That sucks.. Thomas is unwieldy, but great resource.. at least they are not planning to cut off the whole service... yet
posted by snaparapans at 10:11 AM on June 8, 2012 [1 favorite]


This is really, really important and it's part of a nasty larger trend that's beginning to emerge: Americans are losing access to government information that they previously had access to.

Examples:
-Statistical Abstract (when Census' funding was cut, this was what they decided to get rid of. They refuse to work with advocates to bring the division back)
-American Community Survey (an incredibly large number of groups, including industry, rely on the information collected here. This one may survive)
-Sourcebook of Criminal Justice Statistics (Justice refuses to fund this any longer, but it's an important collection of crime data which doesn't overlap as much with the Uniform Crime Reports as Justice would like you to think)

I think there are a few others I'm missing (and other related issues, like Congress refusing to confirm the Public Printer and the potential move of the Federal Depository Library Program to the Library of Congress and the threatened but now rescinded cuts to FDSys, which is a gigantic source of government, especially legislative, information).

I cannot overstate the importance of open government information enough--if you're interested, the Sunlight Foundation is an important group to follow--and I also cannot overstate the wealth of what we're losing in an incredibly stealthy way.

GPO is pushing back on this because of their demand for authentic government information, which I think is hilariously short-sighted. They need to advocate for Congress to update Title 44 and they're fighting about getting XML documents digitally signed.

I am a federal government documents librarian. The cuts which we are facing are rolling back American access to government document information, back prior to the founding of the FDLP in the 1813.
posted by librarylis at 10:11 AM on June 8, 2012 [56 favorites]
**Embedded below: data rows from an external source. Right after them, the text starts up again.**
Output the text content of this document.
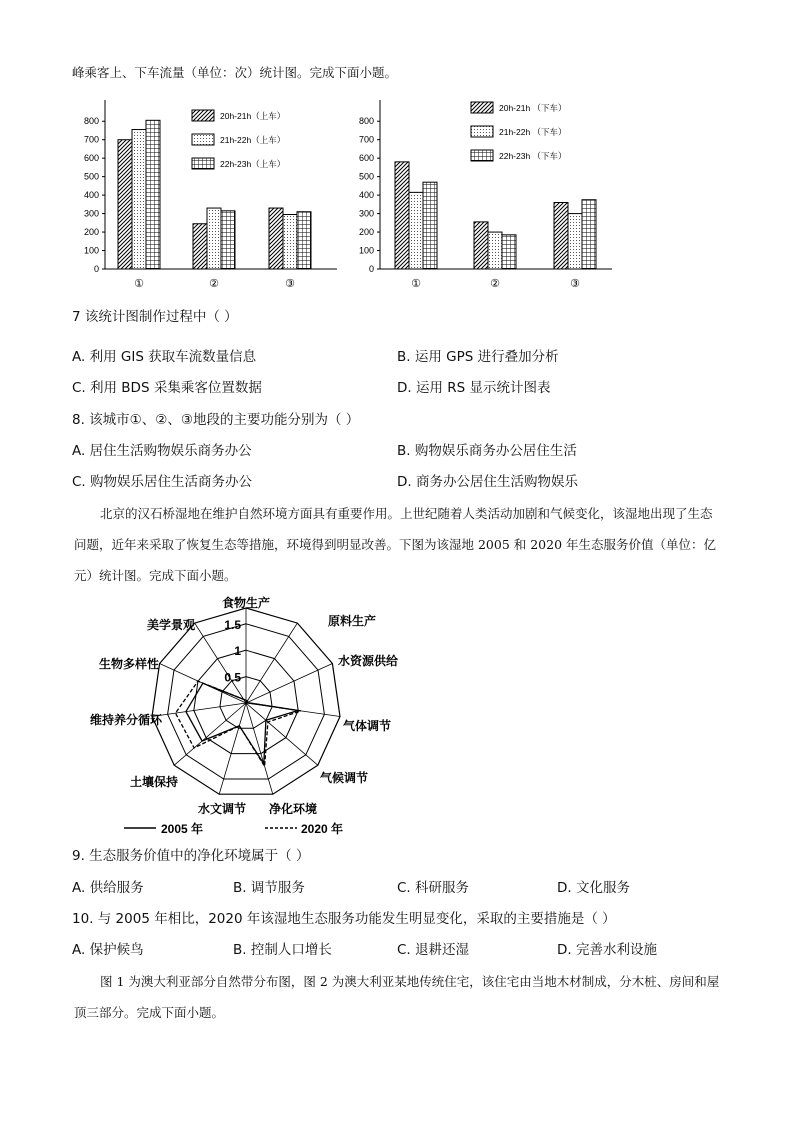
峰乘客上、下车流量（单位：次）统计图。完成下面小题。
0
100
200
300
400
500
600
700
800
①	②	③
20h-21h（上车）
21h-22h（上车）
22h-23h（上车）
0
100
200
300
400
500
600
700
800
①	②	③
20h-21h （下车）
21h-22h （下车）
22h-23h （下车）
7 该统计图制作过程中（ ）
A. 利用 GIS 获取车流数量信息	B. 运用 GPS 进行叠加分析
C. 利用 BDS 采集乘客位置数据	D. 运用 RS 显示统计图表
8. 该城市①、②、③地段的主要功能分别为（ ）
A. 居住生活购物娱乐商务办公	B. 购物娱乐商务办公居住生活
C. 购物娱乐居住生活商务办公	D. 商务办公居住生活购物娱乐
北京的汉石桥湿地在维护自然环境方面具有重要作用。上世纪随着人类活动加剧和气候变化，该湿地出现了生态问题，近年来采取了恢复生态等措施，环境得到明显改善。下图为该湿地 2005 和 2020 年生态服务价值（单位：亿元）统计图。完成下面小题。
0.5
1
1.5
食物生产
原料生产
水资源供给
气体调节
气候调节
净化环境
水文调节
土壤保持
维持养分循环
生物多样性
美学景观
2005 年	2020 年
9. 生态服务价值中的净化环境属于（ ）
A. 供给服务	B. 调节服务	C. 科研服务	D. 文化服务
10. 与 2005 年相比，2020 年该湿地生态服务功能发生明显变化，采取的主要措施是（ ）
A. 保护候鸟	B. 控制人口增长	C. 退耕还湿	D. 完善水利设施
图 1 为澳大利亚部分自然带分布图，图 2 为澳大利亚某地传统住宅，该住宅由当地木材制成，分木桩、房间和屋顶三部分。完成下面小题。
Journalism from the Washington Examiner?

I know you wouldn't know it from the rest of the paper's content, but the Examiner actually has some decent scoops on their Fed pages!
posted by The 10th Regiment of Foot at 10:25 AM on June 8, 2012


(And lest you think Canada is doing better, they just agreed to some crippling cuts to their federal libraries and will cease distributing documents in print through their FDLP equivalent in 2014.)
posted by librarylis at 10:28 AM on June 8, 2012 [3 favorites]
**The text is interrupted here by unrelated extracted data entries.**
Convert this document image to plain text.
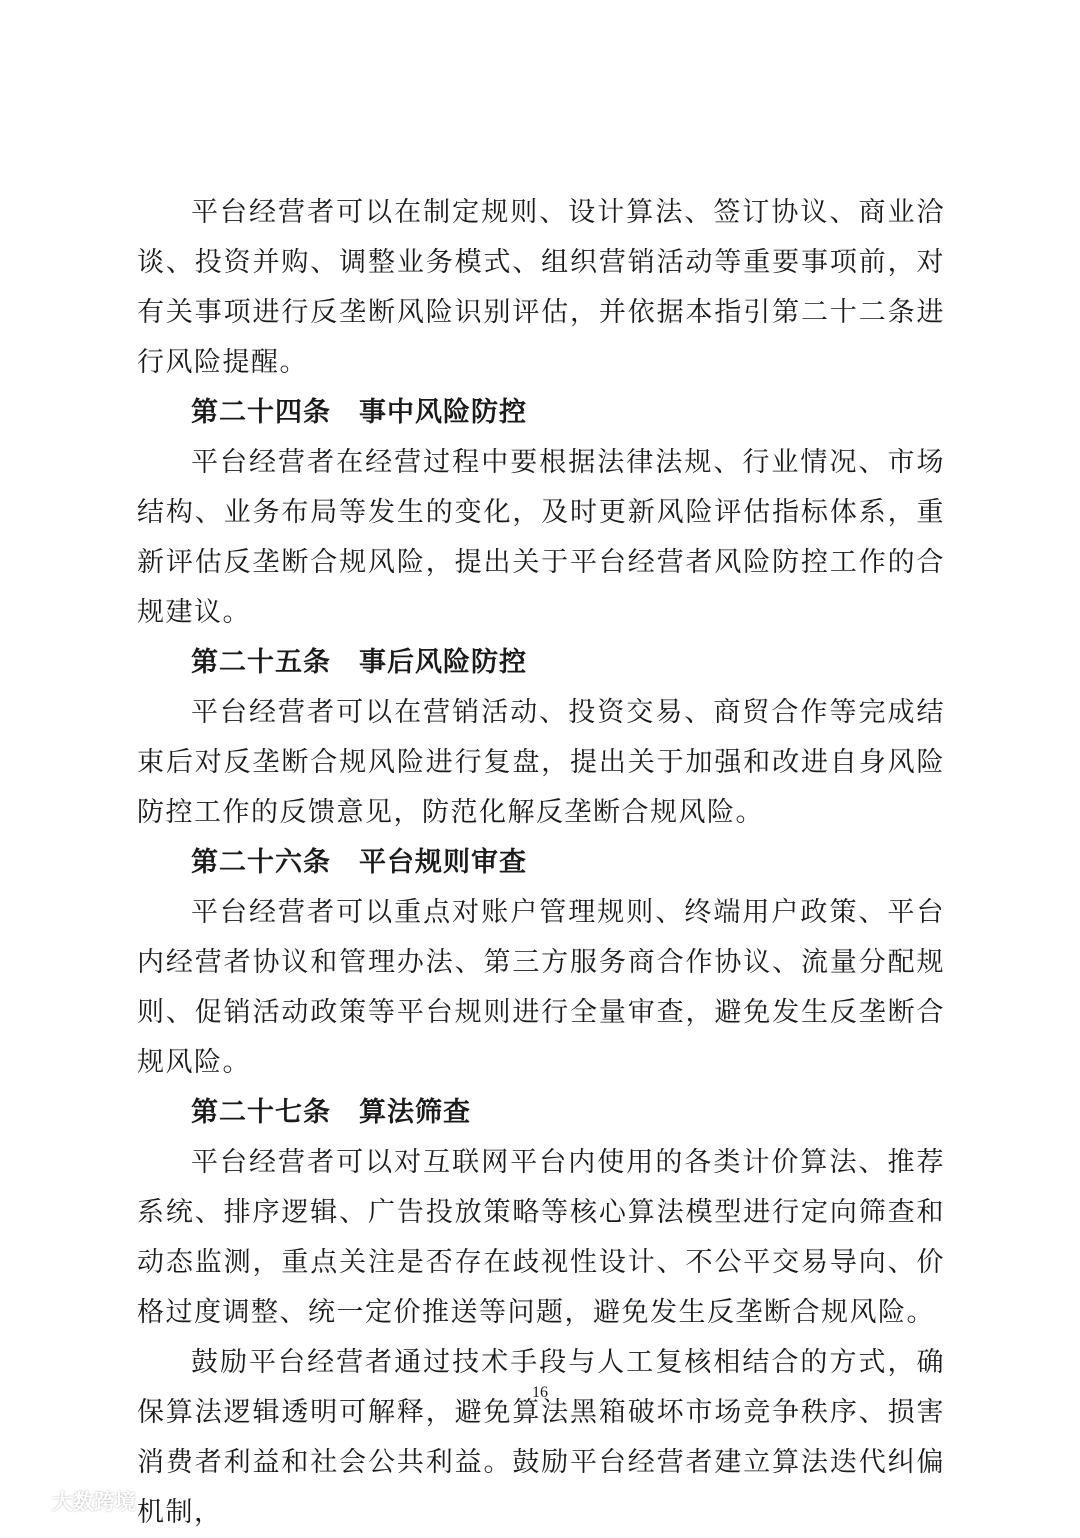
平台经营者可以在制定规则、设计算法、签订协议、商业洽谈、投资并购、调整业务模式、组织营销活动等重要事项前，对有关事项进行反垄断风险识别评估，并依据本指引第二十二条进行风险提醒。

第二十四条　事中风险防控

平台经营者在经营过程中要根据法律法规、行业情况、市场结构、业务布局等发生的变化，及时更新风险评估指标体系，重新评估反垄断合规风险，提出关于平台经营者风险防控工作的合规建议。

第二十五条　事后风险防控

平台经营者可以在营销活动、投资交易、商贸合作等完成结束后对反垄断合规风险进行复盘，提出关于加强和改进自身风险防控工作的反馈意见，防范化解反垄断合规风险。

第二十六条　平台规则审查

平台经营者可以重点对账户管理规则、终端用户政策、平台内经营者协议和管理办法、第三方服务商合作协议、流量分配规则、促销活动政策等平台规则进行全量审查，避免发生反垄断合规风险。

第二十七条　算法筛查

平台经营者可以对互联网平台内使用的各类计价算法、推荐系统、排序逻辑、广告投放策略等核心算法模型进行定向筛查和动态监测，重点关注是否存在歧视性设计、不公平交易导向、价格过度调整、统一定价推送等问题，避免发生反垄断合规风险。

鼓励平台经营者通过技术手段与人工复核相结合的方式，确保算法逻辑透明可解释，避免算法黑箱破坏市场竞争秩序、损害消费者利益和社会公共利益。鼓励平台经营者建立算法迭代纠偏机制，

16
大数跨境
"In the spirit of Thomas Jefferson..."

There's your RDA of irony, right there.
posted by clvrmnky at 10:32 AM on June 8, 2012


librarylis, the same thing is happening with the public records that we genealogists need. The crucially important Social Security Death Index is at risk of being removed from public access (but not bank or insurance company access, oh no), and Massachusetts is now at risk of having its last century of vital records closed off for "privacy" reasons, despite having been an open access state since the founding of the colony in the 1600's!
posted by Asparagirl at 10:33 AM on June 8, 2012 [1 favorite]


It's a damn fine business model. Get taxpayers to pay for something and then get them to pay again when they want to look at what they paid for.
posted by tommasz at 10:36 AM on June 8, 2012 [7 favorites]


See also: PACER charging ten cents per page to download an HTML file that shows a list of PDFs you can download for ten cents per page.

That's totally reasonable. After all, they have Xerox each page to create a new copy to send to your web browser.
posted by cosmic.osmo at 10:36 AM on June 8, 2012 [2 favorites]


Background reading: check out the site for RPAC, and their whitepaper "Open Access to Public Records: A Genealogical Perspective; A White Paper by the Records Preservation and Access Committee" (PDF).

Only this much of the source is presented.